Last updated: 20 March 2014
Last week saw the launch of MOO.com’s Android app, which allows users to program custom URLs or vCards onto their NFC-enabled business cards. Together with our own POPwings offering, (which uses your phone to create and share personalized NFC business cards, including contact details, social media profiles and photos) this shows that the market for this technology is maturing and moving closer to mainstream adoption.
No doubt there will be plenty of delegates at this week’s Mobile World Congress using this technology to exchange details with customers, suppliers or partners. As a hotbed of influence and creativity in mobile, this should help NFC business cards spread further, faster.

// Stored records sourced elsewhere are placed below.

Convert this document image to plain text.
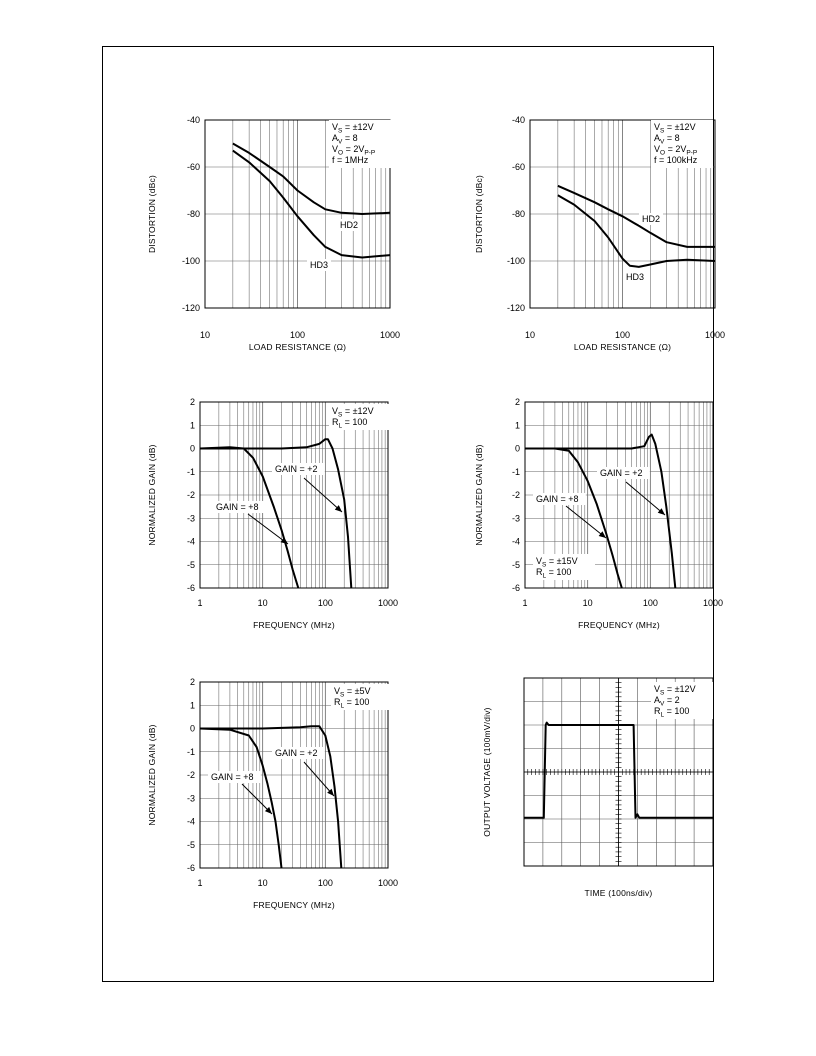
-40
-60
-80
-100
-120
10	100	1000
LOAD RESISTANCE (Ω)
DISTORTION (dBc)	HD2
HD3
$V_S = \pm 12V$
$A_V = 8$
$V_O = 2V_{P-P}$
f = 1MHz
-40
-60
-80
-100
-120
10	100	1000
LOAD RESISTANCE (Ω)
DISTORTION (dBc)	HD2
HD3
$V_S = \pm 12V$
$A_V = 8$
$V_O = 2V_{P-P}$
f = 100kHz
2
1
0
-1
-2
-3
-4
-5
-6
1	10	100	1000
FREQUENCY (MHz)
NORMALIZED GAIN (dB)	GAIN = +2
GAIN = +8
$V_S = \pm 12V$
$R_L = 100$
2
1
0
-1
-2
-3
-4
-5
-6
1	10	100	1000
FREQUENCY (MHz)
NORMALIZED GAIN (dB)	GAIN = +2
GAIN = +8
$V_S = \pm 15V$
$R_L = 100$
2
1
0
-1
-2
-3
-4
-5
-6
1	10	100	1000
FREQUENCY (MHz)
NORMALIZED GAIN (dB)	GAIN = +2
GAIN = +8
$V_S = \pm 5V$
$R_L = 100$
TIME (100ns/div)
OUTPUT VOLTAGE (100mV/div)
$V_S = \pm 12V$
$A_V = 2$
$R_L = 100$
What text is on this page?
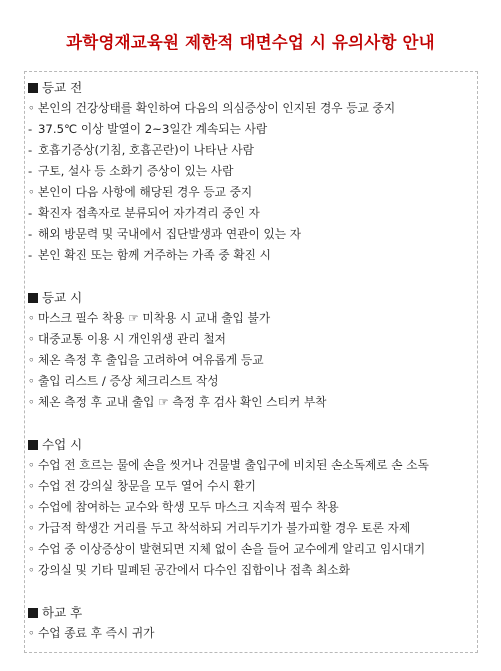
과학영재교육원 제한적 대면수업 시 유의사항 안내
등교 전
◦ 본인의 건강상태를 확인하여 다음의 의심증상이 인지된 경우 등교 중지
- 37.5℃ 이상 발열이 2~3일간 계속되는 사람
- 호흡기증상(기침, 호흡곤란)이 나타난 사람
- 구토, 설사 등 소화기 증상이 있는 사람
◦ 본인이 다음 사항에 해당된 경우 등교 중지
- 확진자 접촉자로 분류되어 자가격리 중인 자
- 해외 방문력 및 국내에서 집단발생과 연관이 있는 자
- 본인 확진 또는 함께 거주하는 가족 중 확진 시
등교 시
◦ 마스크 필수 착용 ☞ 미착용 시 교내 출입 불가
◦ 대중교통 이용 시 개인위생 관리 철저
◦ 체온 측정 후 출입을 고려하여 여유롭게 등교
◦ 출입 리스트 / 증상 체크리스트 작성
◦ 체온 측정 후 교내 출입 ☞ 측정 후 검사 확인 스티커 부착
수업 시
◦ 수업 전 흐르는 물에 손을 씻거나 건물별 출입구에 비치된 손소독제로 손 소독
◦ 수업 전 강의실 창문을 모두 열어 수시 환기
◦ 수업에 참여하는 교수와 학생 모두 마스크 지속적 필수 착용
◦ 가급적 학생간 거리를 두고 착석하되 거리두기가 불가피할 경우 토론 자제
◦ 수업 중 이상증상이 발현되면 지체 없이 손을 들어 교수에게 알리고 임시대기
◦ 강의실 및 기타 밀폐된 공간에서 다수인 집합이나 접촉 최소화
하교 후
◦ 수업 종료 후 즉시 귀가
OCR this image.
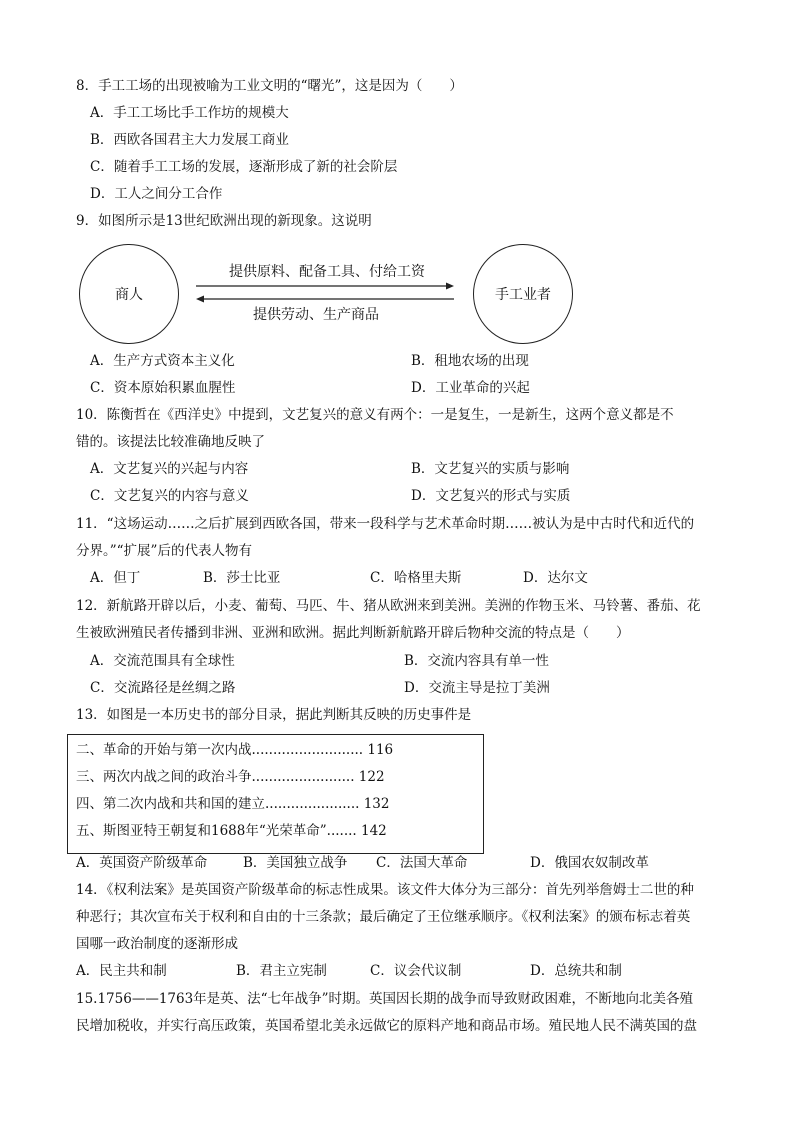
8．手工工场的出现被喻为工业文明的“曙光”，这是因为（　　）
A．手工工场比手工作坊的规模大
B．西欧各国君主大力发展工商业
C．随着手工工场的发展，逐渐形成了新的社会阶层
D．工人之间分工合作
9．如图所示是13世纪欧洲出现的新现象。这说明
商人	手工业者
提供原料、配备工具、付给工资
提供劳动、生产商品
A．生产方式资本主义化	B．租地农场的出现
C．资本原始积累血腥性	D．工业革命的兴起
10．陈衡哲在《西洋史》中提到，文艺复兴的意义有两个：一是复生，一是新生，这两个意义都是不
错的。该提法比较准确地反映了
A．文艺复兴的兴起与内容	B．文艺复兴的实质与影响
C．文艺复兴的内容与意义	D．文艺复兴的形式与实质
11．“这场运动……之后扩展到西欧各国，带来一段科学与艺术革命时期……被认为是中古时代和近代的
分界。”“扩展”后的代表人物有
A．但丁	B．莎士比亚	C．哈格里夫斯	D．达尔文
12．新航路开辟以后，小麦、葡萄、马匹、牛、猪从欧洲来到美洲。美洲的作物玉米、马铃薯、番茄、花
生被欧洲殖民者传播到非洲、亚洲和欧洲。据此判断新航路开辟后物种交流的特点是（　　）
A．交流范围具有全球性	B．交流内容具有单一性
C．交流路径是丝绸之路	D．交流主导是拉丁美洲
13．如图是一本历史书的部分目录，据此判断其反映的历史事件是
二、革命的开始与第一次内战.......................... 116
三、两次内战之间的政治斗争........................ 122
四、第二次内战和共和国的建立...................... 132
五、斯图亚特王朝复和1688年“光荣革命”....... 142
A．英国资产阶级革命	B．美国独立战争 C．法国大革命	D．俄国农奴制改革
14．《权利法案》是英国资产阶级革命的标志性成果。该文件大体分为三部分：首先列举詹姆士二世的种
种恶行；其次宣布关于权利和自由的十三条款；最后确定了王位继承顺序。《权利法案》的颁布标志着英
国哪一政治制度的逐渐形成
A．民主共和制	B．君主立宪制	C．议会代议制	D．总统共和制
15.1756——1763年是英、法“七年战争”时期。英国因长期的战争而导致财政困难，不断地向北美各殖
民增加税收，并实行高压政策，英国希望北美永远做它的原料产地和商品市场。殖民地人民不满英国的盘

But, as with any conference in any part of the world in any era, it’s not what takes place at the event which is important, but what comes afterwards. Exchanging a handshake, some pleasantries and a piece of decorative cardboard is all well and good, but it is in the days and weeks after this initial meeting that the relationship is fostered and (hopefully) brought to fruition. It is the connection you’re able to foster with that contact which could be valuable.
This is where a digital business card can prove more valuable than a physical one. By giving you instant access to all sorts of information which wouldn’t necessarily fit onto an ordinary card, you can arm yourself with all the details you might need to develop the relationship. Your contact may, for example, link to their Facebook or LinkedIn profile, meaning you can take a look at what they’ve been up to recently or see if you share any acquaintances from previous roles. Or they may list both a home and business location for themselves, allowing you to check out any news relevant to their local area.
It is these little details that could be the difference between a one-off encounter and a long-running working relationship. If so, having your Rolodex in your pocket rather than on your desk will well and truly have paid off.